Libro di viaggio senz’altro, ma anche strumento attraverso cui vengono veicolati messaggi profondi, e in questo caso si tratta di messaggi che chiamano in causa la storia, la politica, la filosofia. Ed il tutto avviene con una semplicità estrema che rende piacevole la lettura e persino la rilettura di gran parte del romanzo. Un plauso anche all’editore (Tresogni, di Ferrara) che ci ha creduto ed ha investito in questo romanzo. Ce ne vorrebbero di più in Italia come lui.
Ho letto con grande curiosità La cinese di Maputo di Nathan Levi e la cosa che mi è dispiaciuta di più è che sia già finito. Scritto benissimo, descrizioni e paragoni che mi hanno fatta sentire partecioe alla storia, mi sembrava di essere ritornata in Africa, di risentirne gli odori e di rivederne i colori. È un romanzo che mi ha coinvolta dalla prima pagina all’ultima e il finale mi fa sperare che la storia possa proseguire.
Veramente un bel romanzo che consiglierei a tutti.
Ho letto un bel libro! Belli gli scenari del viaggio, in Africa, occidente, Israele… Ariel coinvolge nella sua ricerca di un ‘sé’ attraverso le figure femminili del romanzo, ispiratrici, madri, o "’senza nome’, colte nell’immediatezza del loro ‘essere’. O almeno, così mi è sembrato.
E’un libro bellissimo,che ho finito di leggere,pochi giorni fa e l’ho apprezzato moltissimo.Scorrevole e scritto molto bene.Un libro,che quando hai finito di leggerlo,ti lascia "qualcosa" dentro!
Finalmente l’ho finito e posso dire che è veramente splendido. Il libro è molto scorrevole e si ‘divora’ in pochi giorni perché, almeno per me, prende subito! Ho trovato in tutto il libro l’incoraggiamento a non arrendersi mai davanti alle difficoltà. Le descrizioni, le emozioni traspaiono tutte quante, descritte al dettaglio fanno si che la persona si immerga nel racconto e si ritrovi davanti a quei colori descritti in maniera reale!
L’ ultima parte l’ ho letta con il cuore in gola, semplicemente fantastica!

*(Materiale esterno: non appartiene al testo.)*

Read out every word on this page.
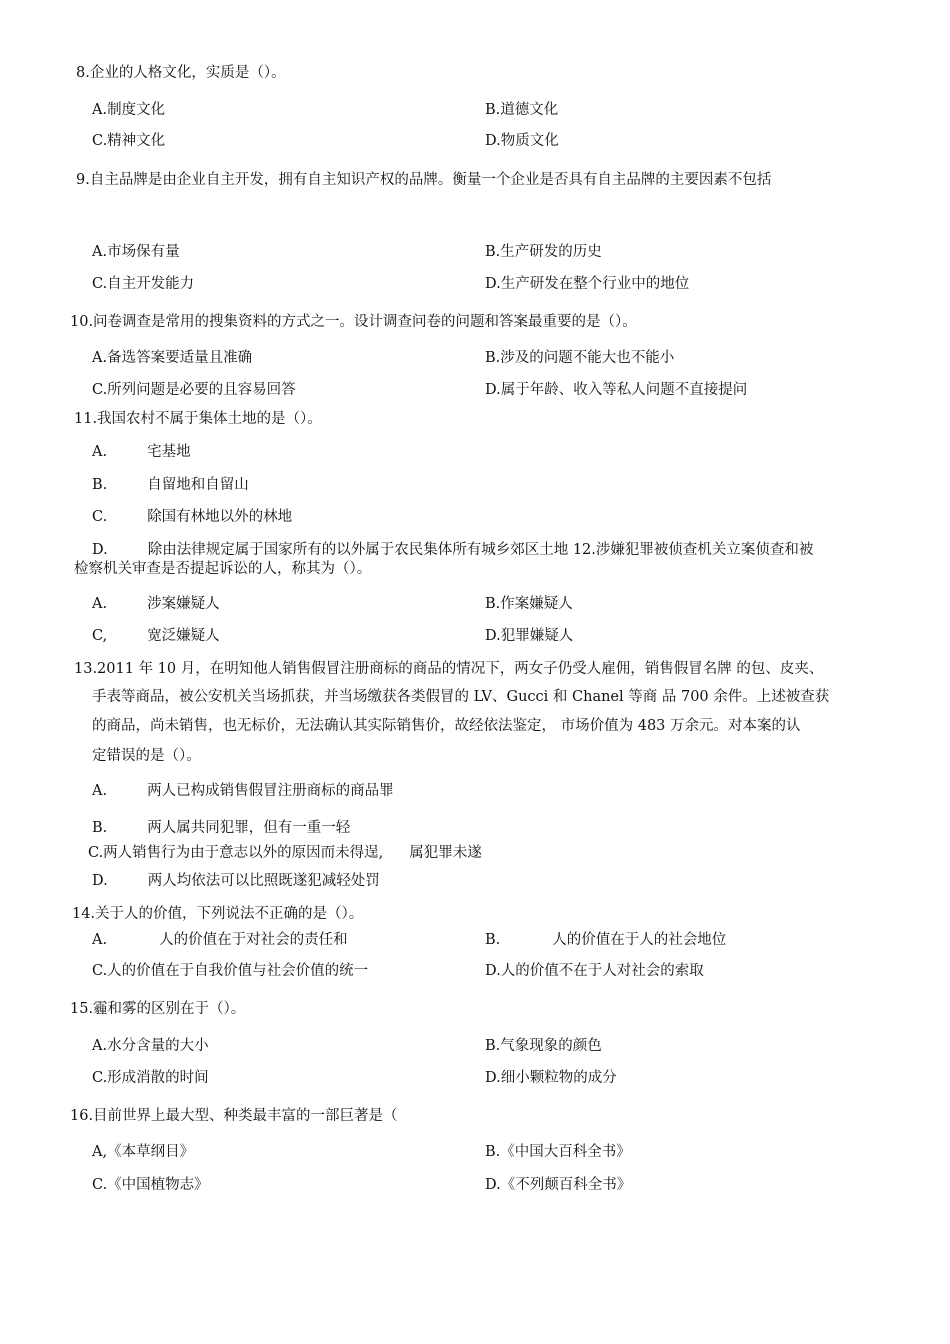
8.企业的人格文化，实质是（）。
A.制度文化	B.道德文化
C.精神文化	D.物质文化
9.自主品牌是由企业自主开发，拥有自主知识产权的品牌。衡量一个企业是否具有自主品牌的主要因素不包括
A.市场保有量	B.生产研发的历史
C.自主开发能力	D.生产研发在整个行业中的地位
10.问卷调查是常用的搜集资料的方式之一。设计调查问卷的问题和答案最重要的是（）。
A.备选答案要适量且准确	B.涉及的问题不能大也不能小
C.所列问题是必要的且容易回答	D.属于年龄、收入等私人问题不直接提问
11.我国农村不属于集体土地的是（）。
A.	宅基地
B.	自留地和自留山
C.	除国有林地以外的林地
D.	除由法律规定属于国家所有的以外属于农民集体所有城乡郊区土地 12.涉嫌犯罪被侦查机关立案侦查和被
检察机关审查是否提起诉讼的人，称其为（）。
A.	涉案嫌疑人	B.作案嫌疑人
C,	宽泛嫌疑人	D.犯罪嫌疑人
13.2011 年 10 月，在明知他人销售假冒注册商标的商品的情况下，两女子仍受人雇佣，销售假冒名牌 的包、皮夹、
手表等商品，被公安机关当场抓获，并当场缴获各类假冒的 LV、Gucci 和 Chanel 等商 品 700 余件。上述被查获
的商品，尚未销售，也无标价，无法确认其实际销售价，故经依法鉴定， 市场价值为 483 万余元。对本案的认
定错误的是（）。
A.	两人已构成销售假冒注册商标的商品罪
B.	两人属共同犯罪，但有一重一轻
C.两人销售行为由于意志以外的原因而未得逞, 属犯罪未遂
D.	两人均依法可以比照既遂犯减轻处罚
14.关于人的价值，下列说法不正确的是（）。
A.	人的价值在于对社会的责任和	B.	人的价值在于人的社会地位
C.人的价值在于自我价值与社会价值的统一	D.人的价值不在于人对社会的索取
15.霾和雾的区别在于（）。
A.水分含量的大小	B.气象现象的颜色
C.形成消散的时间	D.细小颗粒物的成分
16.目前世界上最大型、种类最丰富的一部巨著是（
A,《本草纲目》	B.《中国大百科全书》
C.《中国植物志》	D.《不列颠百科全书》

Lo consiglio vivamente a tutti!
Grazie
Ringrazio l’autore per le molte emozioni che ha suscitato in me il suo romanzo. Fluido, fotografico, intrigante, provocatorio e accusatorio, drammatico e liberatorio. Un pugno allo stomaco con lacrime..., interesse per quel che prova un uomo verso "la donna". Come mi è piaciuto rivedermi quando, ritornando dopo molti anni alla casa dove ho passato adolescenza e giovinezza, vedendo il cambiamento già dell’ambiente circostante non rimasi più di un minuto, come Ariel voleva fare a Gerusalemme.

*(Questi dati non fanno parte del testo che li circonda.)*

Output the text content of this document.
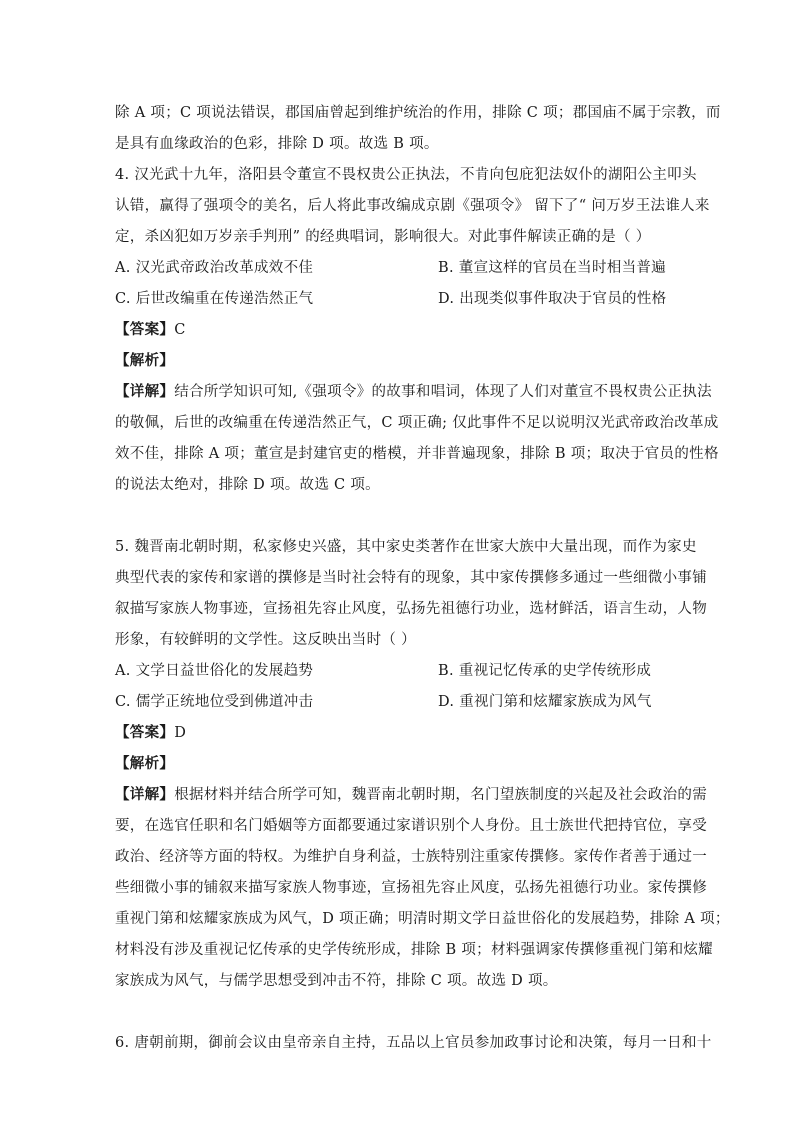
除 A 项；C 项说法错误，郡国庙曾起到维护统治的作用，排除 C 项；郡国庙不属于宗教，而
是具有血缘政治的色彩，排除 D 项。故选 B 项。
4. 汉光武十九年，洛阳县令董宣不畏权贵公正执法，不肯向包庇犯法奴仆的湖阳公主叩头
认错，赢得了强项令的美名，后人将此事改编成京剧《强项令》 留下了“ 问万岁王法谁人来
定，杀凶犯如万岁亲手判刑” 的经典唱词，影响很大。对此事件解读正确的是（ ）
A. 汉光武帝政治改革成效不佳	B. 董宣这样的官员在当时相当普遍
C. 后世改编重在传递浩然正气	D. 出现类似事件取决于官员的性格
【答案】C
【解析】
【详解】结合所学知识可知,《强项令》的故事和唱词，体现了人们对董宣不畏权贵公正执法
的敬佩，后世的改编重在传递浩然正气，C 项正确; 仅此事件不足以说明汉光武帝政治改革成
效不佳，排除 A 项；董宣是封建官吏的楷模，并非普遍现象，排除 B 项；取决于官员的性格
的说法太绝对，排除 D 项。故选 C 项。
5. 魏晋南北朝时期，私家修史兴盛，其中家史类著作在世家大族中大量出现，而作为家史
典型代表的家传和家谱的撰修是当时社会特有的现象，其中家传撰修多通过一些细微小事铺
叙描写家族人物事迹，宣扬祖先容止风度，弘扬先祖德行功业，选材鲜活，语言生动，人物
形象，有较鲜明的文学性。这反映出当时（ ）
A. 文学日益世俗化的发展趋势	B. 重视记忆传承的史学传统形成
C. 儒学正统地位受到佛道冲击	D. 重视门第和炫耀家族成为风气
【答案】D
【解析】
【详解】根据材料并结合所学可知，魏晋南北朝时期，名门望族制度的兴起及社会政治的需
要，在选官任职和名门婚姻等方面都要通过家谱识别个人身份。且士族世代把持官位，享受
政治、经济等方面的特权。为维护自身利益，士族特别注重家传撰修。家传作者善于通过一
些细微小事的铺叙来描写家族人物事迹，宣扬祖先容止风度，弘扬先祖德行功业。家传撰修
重视门第和炫耀家族成为风气，D 项正确；明清时期文学日益世俗化的发展趋势，排除 A 项；
材料没有涉及重视记忆传承的史学传统形成，排除 B 项；材料强调家传撰修重视门第和炫耀
家族成为风气，与儒学思想受到冲击不符，排除 C 项。故选 D 项。
6. 唐朝前期，御前会议由皇帝亲自主持，五品以上官员参加政事讨论和决策，每月一日和十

Con piacere posso dire di aver letto un libro che ti emoziona e ti prende fin dalla prima pagina, che non vedi l’ora di riprendere la lettura dal punto in cui lo hai lasciato. La descrizione dei luoghi cosi meticolosa da la sensazione di percepirne quasi gli odori, i profumi ei coloro di quei luoghi. La passione verso due donne cosi diverse, l’amore per il suo lavoro e rivivere i luoghi della sua infanzia lo rendono davvero un buon libro.